Is there a way to get valgrind to use multiple processors?
I'm doing some bottleneck profiling with valgrind's callgrind and noticed significantly different resource usage behavior in my application vs when run outside of valgrind/callgrind.
When run outside valgrind, it maxes out several processors, but run inside valgrind only uses one. This makes me worry that my bottle necks will be in different places, and thus invalidate my profiling.

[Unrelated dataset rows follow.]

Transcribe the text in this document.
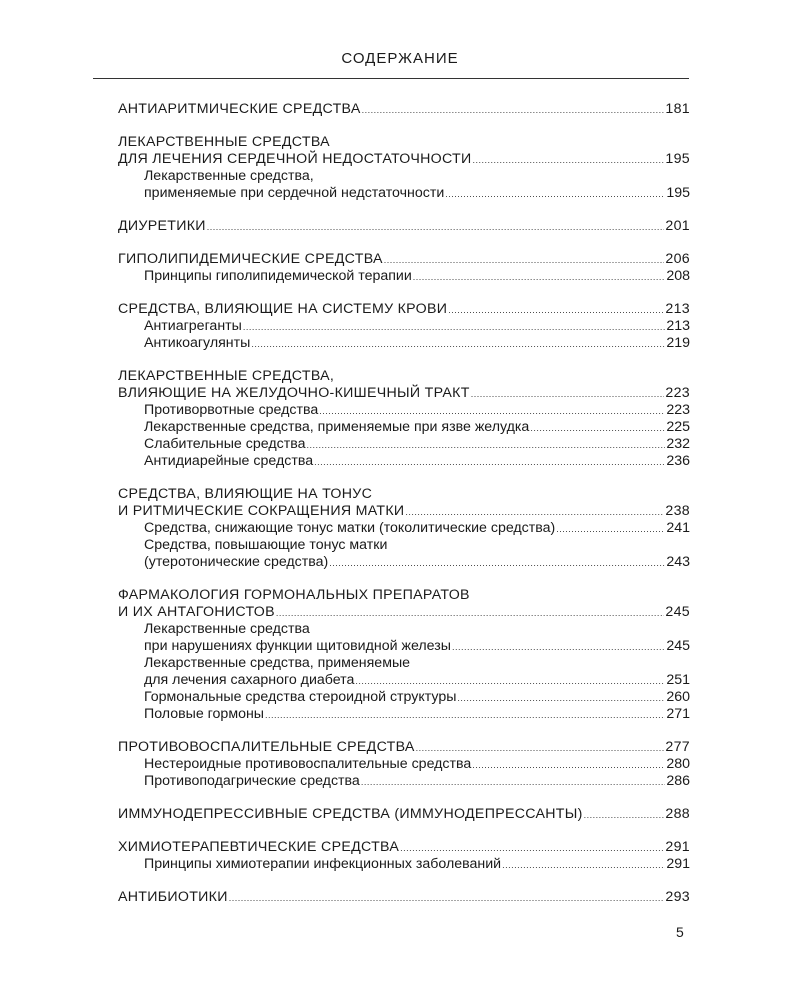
СОДЕРЖАНИЕ
АНТИАРИТМИЧЕСКИЕ СРЕДСТВА .....	181
ЛЕКАРСТВЕННЫЕ СРЕДСТВА
ДЛЯ ЛЕЧЕНИЯ СЕРДЕЧНОЙ НЕДОСТАТОЧНОСТИ .....	195
Лекарственные средства,
применяемые при сердечной недстаточности .....	195
ДИУРЕТИКИ .....	201
ГИПОЛИПИДЕМИЧЕСКИЕ СРЕДСТВА .....	206
Принципы гиполипидемической терапии .....	208
СРЕДСТВА, ВЛИЯЮЩИЕ НА СИСТЕМУ КРОВИ .....	213
Антиагреганты .....	213
Антикоагулянты .....	219
ЛЕКАРСТВЕННЫЕ СРЕДСТВА,
ВЛИЯЮЩИЕ НА ЖЕЛУДОЧНО-КИШЕЧНЫЙ ТРАКТ .....	223
Противорвотные средства .....	223
Лекарственные средства, применяемые при язве желудка .....	225
Слабительные средства .....	232
Антидиарейные средства .....	236
СРЕДСТВА, ВЛИЯЮЩИЕ НА ТОНУС
И РИТМИЧЕСКИЕ СОКРАЩЕНИЯ МАТКИ .....	238
Средства, снижающие тонус матки (токолитические средства) .....	241
Средства, повышающие тонус матки
(утеротонические средства) .....	243
ФАРМАКОЛОГИЯ ГОРМОНАЛЬНЫХ ПРЕПАРАТОВ
И ИХ АНТАГОНИСТОВ .....	245
Лекарственные средства
при нарушениях функции щитовидной железы .....	245
Лекарственные средства, применяемые
для лечения сахарного диабета .....	251
Гормональные средства стероидной структуры .....	260
Половые гормоны .....	271
ПРОТИВОВОСПАЛИТЕЛЬНЫЕ СРЕДСТВА .....	277
Нестероидные противовоспалительные средства .....	280
Противоподагрические средства .....	286
ИММУНОДЕПРЕССИВНЫЕ СРЕДСТВА (ИММУНОДЕПРЕССАНТЫ) .....	288
ХИМИОТЕРАПЕВТИЧЕСКИЕ СРЕДСТВА .....	291
Принципы химиотерапии инфекционных заболеваний .....	291
АНТИБИОТИКИ .....	293
5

According to the Valgrind Docs, they do not support multiple processors:
The main thing to point out with respect to threaded programs is that your program will use the native threading library, but Valgrind serialises execution so that only one (kernel) thread is running at a time. This approach avoids the horrible implementation problems of implementing a truly multithreaded version of Valgrind, but it does mean that threaded apps run only on one CPU, even if you have a multiprocessor or multicore machine.
Valgrind doesn't schedule the threads itself. It merely ensures that only one thread runs at once, using a simple locking scheme. The actual thread scheduling remains under control of the OS kernel. What this does mean, though, is that your program will see very different scheduling when run on Valgrind than it does when running normally. This is both because Valgrind is serialising the threads, and because the code runs so much slower than normal.
This difference in scheduling may cause your program to behave differently, if you have some kind of concurrency, critical race, locking, or similar, bugs. In that case you might consider using the tools Helgrind and/or DRD to track them down.